Beyond Eilean Musdile is Lady’s Rock, a square pyramid of white-painted solid stone, where one of the chiefs of Clan Maclean, clearly an unpleasant one, is said to have stranded his wife, the daughter of the Earl of Argyll, leaving her to drown, as the rock is submerged at high tide. The story as told on Lismore is that she was rescued by the Campbells, who had their revenge. Of course.
You gradually descend from the ridge and finally quite steeply onto the raised beach. Here you turn left and begin to head north under the raised beach cliffs. Because the ground is boggy, it’s easier nearer the cliff. You pass a man-made structure tucked into the cliff and continue until you have a wall on your left and another running at right angles to the sea. Go straight ahead into the field and walk diagonally to the top right-hand side.
4. THE ROAD BACK
The road is possibly the easiest route back, but you can also return on the eastern raised beach, it being full of interest and described in another walk. The road though is also interesting and often deserted. You may encounter cattle and a bull, but these are usually easily avoided.
Here there is a gap in the fence and a tractor track leading to the road back used by cars, bikes and walkers. You will pass behind the Dalnarrow cottages where the Carmichael family used to stay during lambing but these days with better transport, John visits and the cottages have been sold. Before reaching the cottages, several abandoned farm implements lie, a common sight on the island, which doubles as an agricultural outdoor museum.

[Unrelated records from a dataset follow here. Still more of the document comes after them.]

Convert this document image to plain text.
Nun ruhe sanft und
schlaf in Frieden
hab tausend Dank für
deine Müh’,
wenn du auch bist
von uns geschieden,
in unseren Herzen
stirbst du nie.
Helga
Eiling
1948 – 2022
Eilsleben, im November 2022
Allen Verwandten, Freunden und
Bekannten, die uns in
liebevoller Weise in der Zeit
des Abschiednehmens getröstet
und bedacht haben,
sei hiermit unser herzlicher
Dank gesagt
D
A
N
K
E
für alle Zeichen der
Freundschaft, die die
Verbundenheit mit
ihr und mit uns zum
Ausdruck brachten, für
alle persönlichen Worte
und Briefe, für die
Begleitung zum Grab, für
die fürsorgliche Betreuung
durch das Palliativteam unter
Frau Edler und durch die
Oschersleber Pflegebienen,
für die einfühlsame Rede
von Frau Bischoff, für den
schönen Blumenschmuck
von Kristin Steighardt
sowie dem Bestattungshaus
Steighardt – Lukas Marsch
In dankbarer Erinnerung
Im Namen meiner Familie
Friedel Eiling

Before crossing back into Kilcheran, we pass an extruded dyke visible on the right-hand cliff, and all the way up the hill opposite. The gate out of Fiart has gone, although its last wooden remains are lying still. There is also what could be a quarry through the gate, and surely Lismore always had and has need of them, converting the limestone to roads, walls or houses. The wall between Fiart and Kilcheran is visible up the hill opposite.
Loch Fiart soon appears on the left, the land around very sheep-grazed and not framed by dwellings or trees, as other lochs are. This southern part of Lismore was never resettled after the Clearances. It is quite different even from more northerly Kilcheran, and certainly Baligrundle and Craignich. The look and the feel of the place is different.
Just before the last gate was one of the new mobile fank units opposite the caravan which is a bit more dilapidated at every visit. The turn-off to Miller’s Port and the river that fed the Mill are soon on your right, and so is John’s shed.